Livro relata drama indígena durante a ditadura

"Os Fuzis e as Flechas", do jornalista Rubens Valente, lança luz sobre episódios obscuros do regime militar

Rodrigo Vargas

, da Redação

rodrigo.vargas@olivre.com.br

Agência Estado

Panaras

 

Massacres esquecidos ou nunca registrados. Relatórios secretos e testemunhas silenciadas. Tragédias sepultadas por rodovias, hidrelétricas e grandes projetos de colonização.

Na lista de histórias mal contadas sobre a ditadura militar no Brasil, poucas são tão obscuras quanto o destino reservado aos povos indígenas ao longo daqueles 30 anos.

Recém-lançado pela editora Companhia das Letras, o livro "Os Fuzis e as Flechas: História de Sangue e Resistência Indígena na Ditadura" é o resultado de uma cuidadosa investigação em busca de respostas.

O desafio, que integra a coleção "Arquivos da Repressão no Brasil", coube ao jornalista Rubens Valente, um dos mais importantes repórteres do Brasil, vencedor de dois prêmios Esso.

Em Cuiabá para participar de um evento alusivo à Semana do Índio no Museu Rondon, na Universidade Federal de Mato Grosso, Rubens falou ao LIVRE sobre as dramáticas conclusões a chegou, após analisar milhares de documentos (muitos deles, inéditos) e percorrer o país para ouvir testemunhas.

"O meu livro narra esse choque entre uma cultura mais avançada, rica, poderosa e mais armada, contra uma cultura que ainda tentava entender o que estava acontecendo", afirma ele.

Este choque, em meio ao avanço de obras como a abertura da BR-163 (Cuiabá-Santarém), nem sempre se dava sob a forma de conflitos armados.
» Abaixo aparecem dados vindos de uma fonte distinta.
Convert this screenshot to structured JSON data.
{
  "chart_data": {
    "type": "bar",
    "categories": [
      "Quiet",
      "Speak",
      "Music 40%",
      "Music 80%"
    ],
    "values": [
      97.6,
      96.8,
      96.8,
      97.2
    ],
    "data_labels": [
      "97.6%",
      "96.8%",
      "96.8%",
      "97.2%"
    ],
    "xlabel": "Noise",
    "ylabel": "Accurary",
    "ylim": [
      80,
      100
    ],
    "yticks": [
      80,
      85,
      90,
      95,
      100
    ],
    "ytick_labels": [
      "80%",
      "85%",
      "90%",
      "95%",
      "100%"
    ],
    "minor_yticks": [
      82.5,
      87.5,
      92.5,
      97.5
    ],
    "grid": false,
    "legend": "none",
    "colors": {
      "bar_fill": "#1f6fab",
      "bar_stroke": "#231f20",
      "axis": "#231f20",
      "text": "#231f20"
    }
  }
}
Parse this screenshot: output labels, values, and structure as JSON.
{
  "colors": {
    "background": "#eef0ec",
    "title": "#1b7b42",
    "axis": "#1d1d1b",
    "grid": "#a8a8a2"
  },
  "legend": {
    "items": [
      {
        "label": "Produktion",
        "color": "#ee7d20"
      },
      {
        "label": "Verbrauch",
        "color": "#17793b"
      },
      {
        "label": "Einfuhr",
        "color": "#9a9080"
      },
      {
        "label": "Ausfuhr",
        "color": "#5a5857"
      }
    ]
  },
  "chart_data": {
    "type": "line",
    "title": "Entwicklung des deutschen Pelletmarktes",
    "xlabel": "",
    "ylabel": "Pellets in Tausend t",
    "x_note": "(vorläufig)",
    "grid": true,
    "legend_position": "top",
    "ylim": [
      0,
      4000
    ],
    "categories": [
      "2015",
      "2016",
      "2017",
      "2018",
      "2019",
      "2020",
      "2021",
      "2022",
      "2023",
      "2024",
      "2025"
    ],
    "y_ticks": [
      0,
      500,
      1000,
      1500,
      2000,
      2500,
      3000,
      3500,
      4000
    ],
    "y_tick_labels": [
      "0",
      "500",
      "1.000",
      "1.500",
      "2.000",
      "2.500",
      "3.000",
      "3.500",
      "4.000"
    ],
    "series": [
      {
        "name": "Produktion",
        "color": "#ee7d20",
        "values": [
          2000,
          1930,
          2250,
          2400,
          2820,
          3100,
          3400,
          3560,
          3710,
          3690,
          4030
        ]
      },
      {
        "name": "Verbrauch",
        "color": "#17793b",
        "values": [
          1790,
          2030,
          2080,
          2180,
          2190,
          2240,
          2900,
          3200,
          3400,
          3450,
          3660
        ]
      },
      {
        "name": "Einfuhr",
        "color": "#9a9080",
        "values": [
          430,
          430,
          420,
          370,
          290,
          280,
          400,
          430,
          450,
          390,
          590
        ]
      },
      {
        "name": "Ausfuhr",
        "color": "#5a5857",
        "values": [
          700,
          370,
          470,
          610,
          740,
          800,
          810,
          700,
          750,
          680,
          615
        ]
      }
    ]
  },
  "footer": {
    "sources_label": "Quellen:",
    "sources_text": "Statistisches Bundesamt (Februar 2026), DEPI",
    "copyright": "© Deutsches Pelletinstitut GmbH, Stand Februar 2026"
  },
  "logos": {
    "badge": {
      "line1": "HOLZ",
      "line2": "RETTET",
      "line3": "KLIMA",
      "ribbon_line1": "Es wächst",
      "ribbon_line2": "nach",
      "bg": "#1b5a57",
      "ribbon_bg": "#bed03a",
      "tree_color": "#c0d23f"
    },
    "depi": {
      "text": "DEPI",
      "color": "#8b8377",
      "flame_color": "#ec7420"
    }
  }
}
A falta de estrutura das frentes de expansão e contato, segundo Valente, foi responsável por levar doenças que dizimaram aldeias e, por vezes, etnias inteiras.

"O que ficou bem claro foram os métodos que a ditadura empregou. Havia uma ideia geral por trás de tudo. Era um plano em que o índios eram um mero problema", relata.